Small companies face a unique problem as they try to minimize turnover and hold onto their best and brightest employees. Namely, they don’t have enough places to put them. In practice, it looks like this. A small company hires a young, ambitious person to do a certain job or perform a certain task. This new go-getter tackles the work energetically and masters it in relatively short order. Now he or she is looking around for the next big challenge, and therein lies the problem . . . there isn’t one. In a small company, the corporate ladder may have only a few rungs, so a talented, energetic, ambitious employee may very quickly get as far up that ladder as he or she can go. Large companies can have similar problems, but they have the scale to deal with those problems more effectively than small companies can. For instance, at a large company, when a budding superstar runs out of dragons to slay in Department A, we can move him or her to Department B or C or D or E where presumably there are still a few troublesome dragons to be dealt with. In most small companies, that sort of opportunistic career path simply does not exist. So what does a small company do to hold onto its best and brightest? For more on this, please continue reading below.
“Create a company that’s a great place to be from.” ~ Patty McCord
The bad news for small companies is this: you probably can’t hold onto the best and brightest . . . at least not all of them. If you’re good at recruiting, many of them will pass through your doors, but most of them will be on their way to someplace else. They will see you as a place to get some experience that will look good on their resumes. If you’ve been in business for more than a few years, you already know that this is how it works. Some big companies, as a matter of policy, won’t hire kids right out of school . . . they don’t want to deal with untrained, inexperienced rookies. So by default, small companies are the training grounds for big companies. It’s not fair, but that’s the way it is.
As a small company operator, you really can’t buck the system. You can’t go head-to-head with the big guys and try to match their compensation packages, their benefits, and their opportunities for advancement. That would be crazy, so don’t even try. If you do try, you will fail.
No, your only real option is to accept your role as a training ground for bigger companies, but figure out a way to make that role work for you. Here’s how:
- Learn to recruit well. The best and the brightest won’t stay with you over the long haul, but while you have them, you can get a lot of benefit from them. You can give them big, important assignments to complete, and they’ll be glad to undertake them because remember, they want impressive accomplishments to put on their resumes.
- Learn to be a good coach or mentor. You probably won’t have a formal training program in place for your new recruits, so instead, give them the benefit of your own experience. Check in with them regularly to see how they’re doing with the tasks they’ve been assigned to do, and make sure they’ve got the support they need to complete those tasks successfully.
- Make sure they understand how the business works . . . not just the part they’re working on, but all of it. Teach them how all the various activities within the business contribute to the final products or services the company offers.
- Teach them responsibility and accountability . . . two vital concepts that most college grads have not fully internalized before they begin their first job.

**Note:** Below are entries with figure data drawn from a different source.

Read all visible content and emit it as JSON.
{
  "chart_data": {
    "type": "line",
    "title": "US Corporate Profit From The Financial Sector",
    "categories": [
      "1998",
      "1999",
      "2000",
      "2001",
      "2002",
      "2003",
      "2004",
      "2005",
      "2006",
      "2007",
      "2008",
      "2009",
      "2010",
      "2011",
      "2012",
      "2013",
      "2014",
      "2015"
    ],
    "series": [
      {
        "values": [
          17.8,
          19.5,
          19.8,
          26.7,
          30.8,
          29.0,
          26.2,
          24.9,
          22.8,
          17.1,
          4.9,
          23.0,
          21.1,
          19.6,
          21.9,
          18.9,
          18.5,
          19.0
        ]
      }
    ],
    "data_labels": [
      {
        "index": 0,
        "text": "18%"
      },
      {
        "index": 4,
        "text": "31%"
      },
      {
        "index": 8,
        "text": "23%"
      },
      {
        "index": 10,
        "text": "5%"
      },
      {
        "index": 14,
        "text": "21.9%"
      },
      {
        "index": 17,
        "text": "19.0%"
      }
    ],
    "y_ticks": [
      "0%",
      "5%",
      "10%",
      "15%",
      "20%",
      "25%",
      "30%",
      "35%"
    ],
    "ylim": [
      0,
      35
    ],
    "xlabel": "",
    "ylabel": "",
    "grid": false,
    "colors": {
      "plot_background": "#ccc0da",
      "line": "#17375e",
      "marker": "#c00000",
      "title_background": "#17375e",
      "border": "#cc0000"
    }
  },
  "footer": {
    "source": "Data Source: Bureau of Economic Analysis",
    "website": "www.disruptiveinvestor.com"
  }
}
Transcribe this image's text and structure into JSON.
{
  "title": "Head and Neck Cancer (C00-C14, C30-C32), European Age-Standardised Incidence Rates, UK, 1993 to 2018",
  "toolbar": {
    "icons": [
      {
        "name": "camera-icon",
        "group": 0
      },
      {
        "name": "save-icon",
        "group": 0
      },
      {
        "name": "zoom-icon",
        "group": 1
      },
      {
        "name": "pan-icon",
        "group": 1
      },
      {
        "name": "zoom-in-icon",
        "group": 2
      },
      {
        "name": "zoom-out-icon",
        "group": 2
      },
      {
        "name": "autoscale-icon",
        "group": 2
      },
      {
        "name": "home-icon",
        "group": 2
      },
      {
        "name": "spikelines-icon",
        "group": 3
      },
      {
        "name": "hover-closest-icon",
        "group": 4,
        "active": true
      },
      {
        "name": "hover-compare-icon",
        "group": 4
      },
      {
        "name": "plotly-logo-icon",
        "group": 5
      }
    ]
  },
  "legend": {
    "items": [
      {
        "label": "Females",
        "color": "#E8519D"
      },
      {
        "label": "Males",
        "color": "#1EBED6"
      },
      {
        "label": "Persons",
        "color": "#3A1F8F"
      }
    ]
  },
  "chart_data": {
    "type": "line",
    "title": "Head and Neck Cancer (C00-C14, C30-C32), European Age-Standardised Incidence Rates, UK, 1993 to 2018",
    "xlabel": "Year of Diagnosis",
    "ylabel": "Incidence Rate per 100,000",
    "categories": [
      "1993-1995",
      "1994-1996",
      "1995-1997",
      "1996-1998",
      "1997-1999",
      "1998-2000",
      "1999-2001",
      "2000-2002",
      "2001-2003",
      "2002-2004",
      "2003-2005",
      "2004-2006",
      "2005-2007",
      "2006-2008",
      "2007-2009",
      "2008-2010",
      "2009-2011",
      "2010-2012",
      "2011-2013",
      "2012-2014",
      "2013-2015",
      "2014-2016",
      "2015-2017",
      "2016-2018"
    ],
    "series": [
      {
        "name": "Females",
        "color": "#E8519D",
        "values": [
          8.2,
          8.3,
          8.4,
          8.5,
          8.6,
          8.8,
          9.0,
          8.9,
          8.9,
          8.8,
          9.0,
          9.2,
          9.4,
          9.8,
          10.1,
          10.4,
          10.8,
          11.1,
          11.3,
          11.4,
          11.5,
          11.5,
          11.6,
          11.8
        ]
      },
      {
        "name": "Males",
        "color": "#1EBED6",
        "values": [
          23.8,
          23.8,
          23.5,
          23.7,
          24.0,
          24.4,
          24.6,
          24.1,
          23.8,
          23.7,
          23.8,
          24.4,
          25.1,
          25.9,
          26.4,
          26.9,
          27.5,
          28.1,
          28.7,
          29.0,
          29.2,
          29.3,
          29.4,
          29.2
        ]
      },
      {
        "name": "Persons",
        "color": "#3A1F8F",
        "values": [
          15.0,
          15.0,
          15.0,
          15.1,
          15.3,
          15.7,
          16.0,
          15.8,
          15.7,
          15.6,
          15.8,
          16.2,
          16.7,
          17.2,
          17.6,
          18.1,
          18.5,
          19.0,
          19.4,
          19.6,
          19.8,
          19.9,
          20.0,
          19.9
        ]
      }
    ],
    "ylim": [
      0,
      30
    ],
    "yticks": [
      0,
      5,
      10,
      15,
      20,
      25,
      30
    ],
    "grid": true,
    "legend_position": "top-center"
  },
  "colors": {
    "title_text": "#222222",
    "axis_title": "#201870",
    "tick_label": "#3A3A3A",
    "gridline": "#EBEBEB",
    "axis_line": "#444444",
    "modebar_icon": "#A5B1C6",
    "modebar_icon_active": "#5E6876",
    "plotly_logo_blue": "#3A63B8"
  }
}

Seems like a lot of work to train people who will ultimately use that training to benefit a bigger company than yours. So what’s in it for you?
First, you’ll get the services of some young, ambitious, energetic, and talented people who won’t stay with you for long, but at least you’ll have them for a few years. However, you won’t get them at all unless they believe the experience and training they get from you will be their stepping stone to bigger and better things.
Second, you’ll get a steady stream of goodwill ambassadors going out into the world and telling the world, not only about your products or services, but also about what a good place to work your company was during their formative years. As your reputation as a good place to work spreads, your ongoing recruiting efforts will only get easier.
Third, and perhaps most important, as this parade of young, ambitious, energetic, and talented people passes through your place, you will be able to snag a few of them. Most of them, as we’ve said, will be on their way to someplace else and will just keep right on going. But a few of them might decide that being a big fish in a little pond is better than being a little fish in a Fortune 500 pond. They might decide that getting in on the ground floor and helping to build something is, in its own way, pretty exciting stuff. Or they might like the idea that, unlike their Fortune 500 brethren, they have direct access to their CEO.
It makes no sense to go against the flow and try to hold onto all the talented people you attract. That’s a fool’s errand and it won’t work. So your only option is to accept your role as the training ground for Corporate America and follow Patty McCord’s advice to, “Create a company that’s a great place to be from.”